July 27 (Reuters) - Flooding in Myanmar has displaced hundreds of people, residents said on Tuesday, adding to the misery of a nation struggling against a fast-spreading coronavirus outbreak while living through the chaos created by a military coup in February.
Heavy downpours since the weekend caused flooding in several areas, forcing healthcare workers to move COVID-19 patients through drenched streets and alleys in search of someplace drier.
"Hundreds of houses are submerged in water and only their roofs can be seen," Pyae Sone, a social worker in Hlaingbwe in Kayin State said by telephone.
"COVID is spreading in the town. There are so many people who have lost their sense of smell and many who are sick, it's not clear if it's COVID or seasonal flu.
Volunteers and medical workers trundled bedridden patients, still hooked up to oxygen tanks, over murky flood waters in the Kayin town of Myawaddy, Facebook photographs posted by the Karen Information Center (KIC) media group showed.
About 500 residential areas along the Thai border were affected, displacing hundreds of people, the group said.
Bo Bo Win, the head of a charity in the town of Mawlamyine, 120 km (75 miles) away, said at least another 500 people there had also suffered in the floods.
"These floods swamping large areas of eastern Myanmar are the worst in some places for many years and they are causing further misery for people already suffering as COVID-19 surges across the country," said Joy Singhal, Head of Myanmar Delegation, International Federation of Red Cross and Red Crescent Societies (IFRC).
He said the IFRC was urgently securing more relief supplies to support thousands of people at risk from further floods.
Infections in Myanmar have surged since June, with 4,630 cases and 396 deaths reported on Monday. Medics and funeral services put the toll far higher. read more
The military has struggled to keep control since taking power in a February coup that triggered nationwide protests, strikes and fighting on multiple fronts in border regions as civilians and ethnic armed groups took up arms against the junta.

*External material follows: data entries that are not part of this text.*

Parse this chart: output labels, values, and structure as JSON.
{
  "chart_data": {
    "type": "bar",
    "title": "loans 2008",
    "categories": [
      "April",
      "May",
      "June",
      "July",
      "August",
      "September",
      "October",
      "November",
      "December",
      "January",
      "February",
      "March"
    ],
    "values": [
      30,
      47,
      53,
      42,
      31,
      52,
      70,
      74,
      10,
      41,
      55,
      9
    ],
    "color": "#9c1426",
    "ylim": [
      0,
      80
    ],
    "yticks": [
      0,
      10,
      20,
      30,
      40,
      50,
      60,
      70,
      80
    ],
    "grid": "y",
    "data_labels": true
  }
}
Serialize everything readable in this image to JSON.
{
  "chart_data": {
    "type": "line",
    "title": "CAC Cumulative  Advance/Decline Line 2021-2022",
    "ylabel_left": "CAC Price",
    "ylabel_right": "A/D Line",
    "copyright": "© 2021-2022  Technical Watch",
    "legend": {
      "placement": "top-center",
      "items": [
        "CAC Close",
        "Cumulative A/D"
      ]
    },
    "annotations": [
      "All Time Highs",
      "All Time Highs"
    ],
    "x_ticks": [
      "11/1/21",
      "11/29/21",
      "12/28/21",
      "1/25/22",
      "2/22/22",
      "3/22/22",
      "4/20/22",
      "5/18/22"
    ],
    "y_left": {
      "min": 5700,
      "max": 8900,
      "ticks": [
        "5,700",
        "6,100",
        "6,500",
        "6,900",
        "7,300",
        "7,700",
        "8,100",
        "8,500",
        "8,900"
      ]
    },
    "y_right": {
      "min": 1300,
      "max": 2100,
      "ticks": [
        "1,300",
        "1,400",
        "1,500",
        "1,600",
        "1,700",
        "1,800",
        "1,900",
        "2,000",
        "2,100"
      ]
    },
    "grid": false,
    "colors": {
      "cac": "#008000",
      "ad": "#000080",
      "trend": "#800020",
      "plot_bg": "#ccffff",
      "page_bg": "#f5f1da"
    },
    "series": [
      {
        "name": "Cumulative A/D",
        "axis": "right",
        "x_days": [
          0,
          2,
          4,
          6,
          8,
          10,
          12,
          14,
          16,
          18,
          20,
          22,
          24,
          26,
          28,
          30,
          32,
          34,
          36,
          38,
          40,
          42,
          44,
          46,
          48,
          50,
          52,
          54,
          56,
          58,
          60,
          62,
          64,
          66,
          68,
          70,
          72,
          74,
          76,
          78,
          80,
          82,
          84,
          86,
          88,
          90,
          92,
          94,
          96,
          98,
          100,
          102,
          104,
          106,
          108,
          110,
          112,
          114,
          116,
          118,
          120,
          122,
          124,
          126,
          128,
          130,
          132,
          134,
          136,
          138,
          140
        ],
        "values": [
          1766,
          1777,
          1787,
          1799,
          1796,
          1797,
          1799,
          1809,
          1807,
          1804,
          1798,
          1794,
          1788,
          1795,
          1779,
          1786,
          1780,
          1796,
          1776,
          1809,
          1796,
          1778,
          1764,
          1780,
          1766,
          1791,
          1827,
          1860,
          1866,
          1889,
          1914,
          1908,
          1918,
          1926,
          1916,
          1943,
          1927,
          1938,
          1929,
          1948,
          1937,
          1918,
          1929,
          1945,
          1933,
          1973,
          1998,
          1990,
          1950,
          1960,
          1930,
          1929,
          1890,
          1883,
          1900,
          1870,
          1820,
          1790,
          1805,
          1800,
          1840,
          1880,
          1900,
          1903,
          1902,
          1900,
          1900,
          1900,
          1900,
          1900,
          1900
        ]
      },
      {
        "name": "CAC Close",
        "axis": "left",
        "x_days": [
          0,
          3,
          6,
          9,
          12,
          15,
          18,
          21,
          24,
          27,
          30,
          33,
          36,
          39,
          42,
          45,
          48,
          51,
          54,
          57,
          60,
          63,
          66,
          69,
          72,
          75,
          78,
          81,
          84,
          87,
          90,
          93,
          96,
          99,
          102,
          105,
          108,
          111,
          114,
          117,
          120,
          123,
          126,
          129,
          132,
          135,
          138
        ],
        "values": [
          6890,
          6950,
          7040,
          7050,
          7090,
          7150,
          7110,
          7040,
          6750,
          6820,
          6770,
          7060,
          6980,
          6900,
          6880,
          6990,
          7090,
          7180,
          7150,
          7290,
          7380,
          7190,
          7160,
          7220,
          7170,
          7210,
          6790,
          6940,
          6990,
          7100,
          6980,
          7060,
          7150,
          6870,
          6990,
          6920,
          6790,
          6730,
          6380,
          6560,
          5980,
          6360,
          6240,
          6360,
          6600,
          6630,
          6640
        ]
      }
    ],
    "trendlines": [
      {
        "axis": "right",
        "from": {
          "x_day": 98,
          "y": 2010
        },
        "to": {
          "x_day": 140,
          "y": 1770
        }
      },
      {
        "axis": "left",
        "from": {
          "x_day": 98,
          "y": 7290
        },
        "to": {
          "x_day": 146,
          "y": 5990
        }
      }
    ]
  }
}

Angered by doctors' support for anti-junta protests, Myanmar's military has also arrested several doctors treating COVID-19 patients independently. read more
"The U.N. must act immediately to halt the military junta's attacks, harassment, and detentions in the midst of a COVID-19 crisis," Thomas Andrews, U.N. special rapporteur on human rights in Myanmar, said in a statement, in which he called for a "COVID ceasefire" to tackle the crisis.